Multiple crossover molecules in DNA nanotechnology

The goals of DNA nanotechnology include the construction of nanoscale objects and devices from DNA, as well as the self-assembly of periodic arrays; DNA nanotechnology would benefit from a greater diversity of DNA motifs, particularly those based on branched molecules. In the first part of this thesis, I report the construction, analysis, ligation and self-assembly of DNA triple crossover complexes. A triple crossover molecule (TX) consists of four oligonucleotides hybridized to form three double-stranded DNA helices lying in a plane and linked by strand exchange at four immobile crossover points. The complexes were analyzed by nondenaturing gel electrophoresis and heat-induced unfolding. Ferguson analysis and hydroxyl radical autofootprinting provide strong evidence for the assembly of the strands to the targeted TX structure. Ligation of reporter strands has been demonstrated with this motif, as well as the self-assembly of hydrogen-bonded two-dimensional crystals in two different arrangements.; In the second part of this thesis, a robust sequence-dependent rotary DNA device is described. Sequence-dependent devices can produce a large variety of states, because each device can be controlled individually. This device is based on a new DNA topological motif, paranemic crossover (PX) DNA, and its conversion to a related motif (JX₂ DNA) in which one end is rotated relative to the other end by 180°. The device operating in a four-step cycle is demonstrated by atomic force microscopy (AFM).; DNA nanotechnology and some of the approaches to DNA-based computing are dependent on unusual motifs of DNA. Sticky-ended association has been used extensively to direct the assembly of the unusual DNA motifs to useful objects and arrays.
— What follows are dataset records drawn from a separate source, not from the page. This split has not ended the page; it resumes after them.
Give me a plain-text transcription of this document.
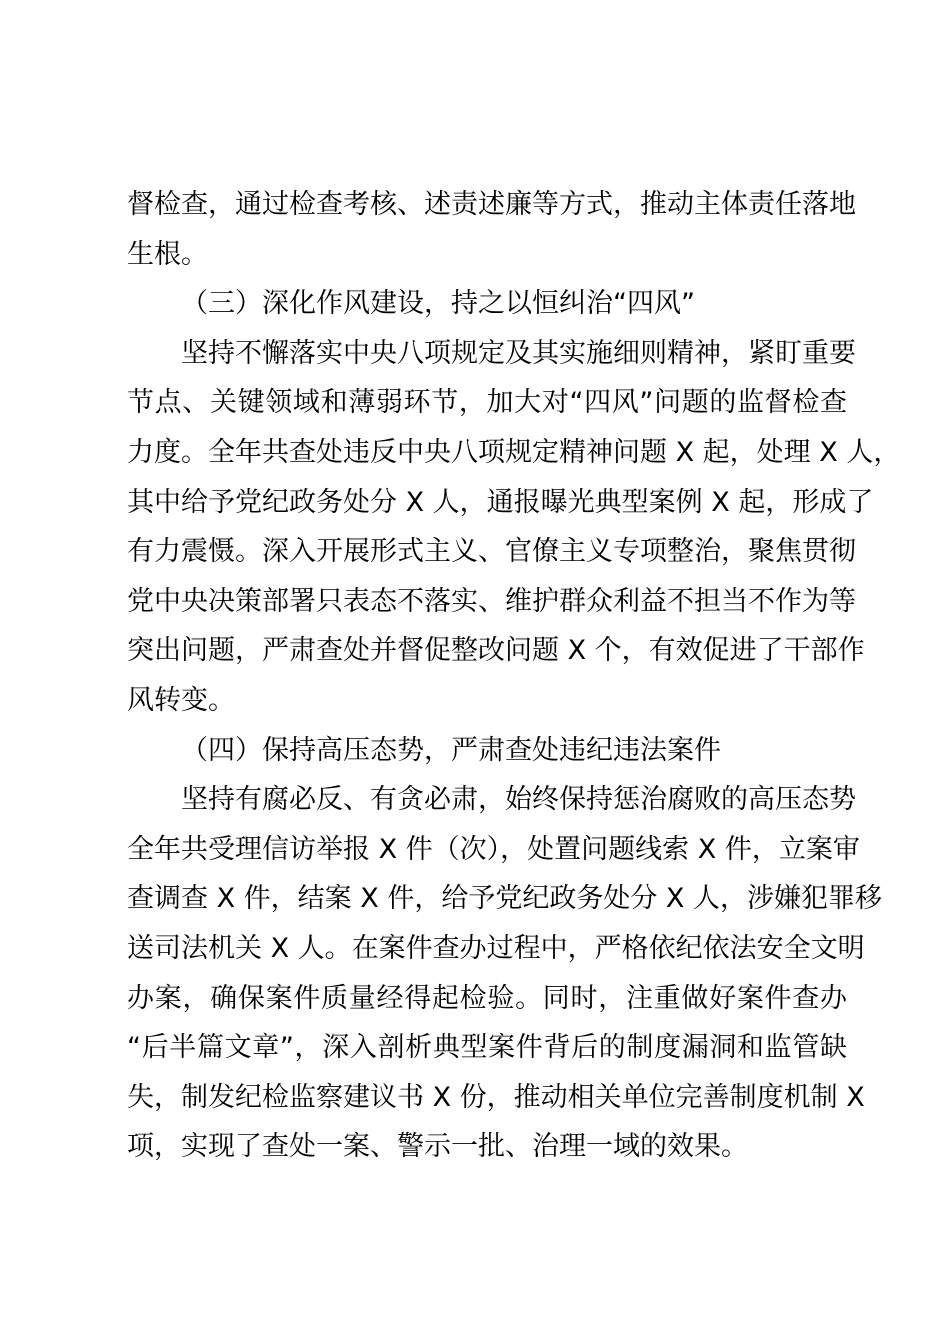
督检查，通过检查考核、述责述廉等方式，推动主体责任落地
生根。
（三）深化作风建设，持之以恒纠治“四风”
坚持不懈落实中央八项规定及其实施细则精神，紧盯重要
节点、关键领域和薄弱环节，加大对“四风”问题的监督检查
力度。全年共查处违反中央八项规定精神问题 X 起，处理 X 人，
其中给予党纪政务处分 X 人，通报曝光典型案例 X 起，形成了
有力震慑。深入开展形式主义、官僚主义专项整治，聚焦贯彻
党中央决策部署只表态不落实、维护群众利益不担当不作为等
突出问题，严肃查处并督促整改问题 X 个，有效促进了干部作
风转变。
（四）保持高压态势，严肃查处违纪违法案件
坚持有腐必反、有贪必肃，始终保持惩治腐败的高压态势
全年共受理信访举报 X 件（次），处置问题线索 X 件，立案审
查调查 X 件，结案 X 件，给予党纪政务处分 X 人，涉嫌犯罪移
送司法机关 X 人。在案件查办过程中，严格依纪依法安全文明
办案，确保案件质量经得起检验。同时，注重做好案件查办
“后半篇文章”，深入剖析典型案件背后的制度漏洞和监管缺
失，制发纪检监察建议书 X 份，推动相关单位完善制度机制 X
项，实现了查处一案、警示一批、治理一域的效果。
In the third part of the thesis, I report the use of edge-sharing to design and construct unusual motifs from DNA triangles by lashing DNA triangles together with DNA double crossover molecules. The constructions of the edge-shared two-triangle and three-triangle motifs are demonstrated by analyzing the ligated products with restriction enzymes. One-dimensional DNA arrays have been obtained using the edge-shared two-triangle motif and are demonstrated by AFM.